His hands ghosted over my biceps, and I leaned into his touch, needing the connection, the collision.
He didn’t laugh, just sucked in a sharp breath of his own.
When I found myself being guided to one of the French doors, I blinked in surprise. He’d plunked me into a daze, one where only he and I existed, where the world faded into nothing.
I had to assume he had a plan or I’d definitely pout over him breaking whatever magic he’d woven back there.
He unlocked the door by pressing his thumb to an electronic lock.
When I stepped onto the stone balcony, a brisk but balmy breeze had my skirt fluttering, and the scent of honeysuckle perfumed the evening air.
“That’s so beautiful,” I announced as I took in the sight of his gardens.
Below us, a dense copse of woods overshadowed a huge koi pond. A small fountain, well, small for the size of the freakin’ lake up ahead, spouted water into the air at least twenty feet high.
When he stepped behind me, his arms sliding around my waist before settling at the center of my abdomen, I asked, “You really live here?”
“I really do.” He pressed a kiss to my shoulder. “You smell good.”
“It’s soap.”
“No, it’s you.” He inhaled, then sighed like my scent alone made him happy.
“Thank you for showing this to me,” I whispered, not wanting to break the moment. The closeness between us.
It felt like he never wanted to let me go.
And I never wanted him to let go of me either.
My eyes closed when he swayed with me to our silent orchestra.
“Do you know why I did?”
“What? Showed me the lake? Because you think I have a fish fetish?”
Chortling, he drawled, “Do you?”
“Aren’t you lucky that I don’t?”
“Phew.”
I chuckled. “So, go on then. Spill.”
“That night, when we were on the terrace at Martinez’s place… I wanted to sit you on the balustrade and show you that you belonged to me.”
I pressed my forehead to his jaw. “And how were you going to do that?”

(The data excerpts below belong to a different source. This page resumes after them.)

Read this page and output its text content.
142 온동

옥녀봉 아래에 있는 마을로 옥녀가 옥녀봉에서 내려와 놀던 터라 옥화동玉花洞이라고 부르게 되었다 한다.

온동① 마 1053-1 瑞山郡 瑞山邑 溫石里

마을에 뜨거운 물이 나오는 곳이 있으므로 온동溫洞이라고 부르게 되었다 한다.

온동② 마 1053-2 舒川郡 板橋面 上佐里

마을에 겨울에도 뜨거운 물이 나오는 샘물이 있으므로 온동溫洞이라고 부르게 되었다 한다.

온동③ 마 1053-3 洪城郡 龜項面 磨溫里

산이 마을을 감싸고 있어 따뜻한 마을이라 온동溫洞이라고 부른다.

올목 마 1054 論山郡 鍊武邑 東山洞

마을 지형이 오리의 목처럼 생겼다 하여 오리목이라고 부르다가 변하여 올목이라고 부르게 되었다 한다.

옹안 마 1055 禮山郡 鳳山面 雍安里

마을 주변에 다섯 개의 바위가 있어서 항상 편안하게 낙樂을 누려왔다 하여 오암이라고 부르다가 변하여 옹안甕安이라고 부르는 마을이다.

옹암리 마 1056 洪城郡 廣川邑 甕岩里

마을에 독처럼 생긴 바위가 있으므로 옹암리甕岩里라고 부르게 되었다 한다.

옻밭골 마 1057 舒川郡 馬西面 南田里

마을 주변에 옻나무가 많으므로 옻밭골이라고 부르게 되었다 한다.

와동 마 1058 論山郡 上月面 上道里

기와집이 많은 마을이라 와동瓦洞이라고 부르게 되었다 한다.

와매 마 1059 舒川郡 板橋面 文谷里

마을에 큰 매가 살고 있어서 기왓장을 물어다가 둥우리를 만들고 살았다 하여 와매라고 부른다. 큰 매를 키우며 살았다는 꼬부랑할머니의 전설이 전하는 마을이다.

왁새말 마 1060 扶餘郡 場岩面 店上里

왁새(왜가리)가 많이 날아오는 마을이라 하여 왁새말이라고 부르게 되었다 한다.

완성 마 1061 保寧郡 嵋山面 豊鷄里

His hand, so large in comparison to my own, spread out against the softness of my stomach. The tips of his middle and pointer fingers curved over my pubis, sending striations of heat toward my center.
“No one can see you here.”
“No cameras?”
He grunted. “Maybe cameras.”
“We’ll have to watch the footage together.”
That had him stiffening behind me.
In more ways than one.
A growl escaped him. “Porca troia, Kitty, what you fucking do to me!”
My lips curved, but I remained pliant as he whirled me around and lifted me onto the balustrade with a smoothness that spoke of his control and strength over me.
Every independent bone in my body ceded to his dominance because I felt safe. I felt cherished. I felt seen.
His hands dropped to my ankles, nudging me so he could step between my calves.
I thanked the heavens that I’d chosen the loosely skirted dress because it rippled along my thighs as he moved deeper into me.
When barely an inch separated us, the backdrop of a twilit sky cast shadows over his face that only darkened his expression further.
God, being at the center of his focus had become an addiction.